Stephen A. Cook
Born 14 December 1939, Buffalo, New York, USA
ACM A.M. Turing Award (1982) “for his advancement of our understanding of the complexity of computation in a significant and profound way. His seminal paper, ‘The Complexity of Theorem Proving Procedures,’ presented at the 1971 ACM SIGACT Symposium on the Theory of Computing, laid the foundations for the theory of NP-completeness. The ensuing exploration of the boundaries and nature of the NP-complete class of problems has been one of the most active and important research activities in computer science for the last decade.”
Cook’s father was a chemist and his mother was an English teacher. He was interested in electronics from his teens and studied at the University of Michigan from 1957. He enrolled at first in Science Engineering, but changed his interests focusing later on Mathematics (Bachelor of Science 1961). Afterwards he went to Harvard University (Scientiæ Magister 1962, Ph.D. 1966) where he was in particular interested in computational complexity, which was at that time still in its infancy. His doctoral thesis ‘On the Minimum Computation Time of Functions’ dealt with the complexity of algorithms for multiplication.
Afterwards he worked as an assistant professor in Computer Science at the University of California, Berkeley (1966-1970) and the University of Toronto, Canada (1970-1975), where he became professor in 1975. In 1985 he received the honorary title University Professor.
Cook is a Fellow of a great number of research institutions. Among his many accolades, he also received the CRM-Fields-PIMS Prize (1999) and the Gerhard Herzberg Canada Gold Medal for Science and Engineering (2013) which comes with a research budget of one million dollars. Stephen Cook enjoys sail boat racing and playing the violin. He is married and has two sons.
The concept of NP-completeness, one of Cook’s ideas from the beginning of the 1970s, has a long history. In 1936 Alan Turing published his idea of the ‘Turing machine’, a kind of standard method of formulating computer programs. About 30 years later the mathematician Jack Edmonds set out to compare algorithms by counting the steps necessary to solve problems on a Turing machine – problems such as sorting numbers or finding the shortest round path through cities on a map. Of course, it takes longer to sort 100 numbers than to sort only 10; one speaks of different sized ‘instances’ of the same problem. Edmonds found it acceptable if the running time does not exceed a certain rate of growth when growing with the size of the instances.

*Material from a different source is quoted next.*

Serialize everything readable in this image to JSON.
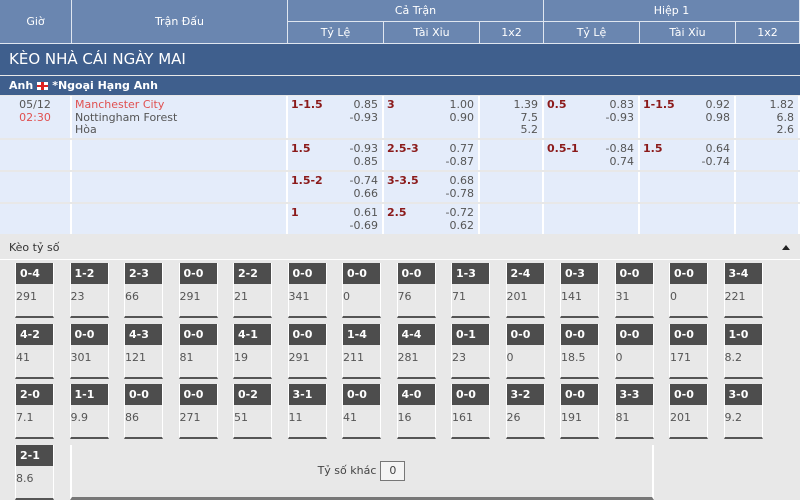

Stephen Cook focused on the decision of a problem, that is problems which can be answered with yes or no. For example: A street map has a certain number of cities. Is it possible to drive through each of these cities exactly once, using no street twice, on a tour that is shorter than a certain length? Obviously, one can easily – in Edmonds’ sense – check if a given route is in fact a true round trip and if it is shorter than the given length. But Cook – and independently also the soviet mathematician Leonid Levin – proved even more. They showed a way in which many problems are equivalent in their complexity to a certain reference problem, called SAT. One of these problems is the task to actually find the shortest round trip on a street map. Today, we know thousands of those problems, for which alleged solutions can be tested quickly, but actually solving them is equivalent to the solution of SAT; this is the class of NP-complete problems. For no problem in this class, do we know a fast method to find a solution. Is it theoretically impossible? That is one of the key questions of modern mathematics, is P ≠ NP?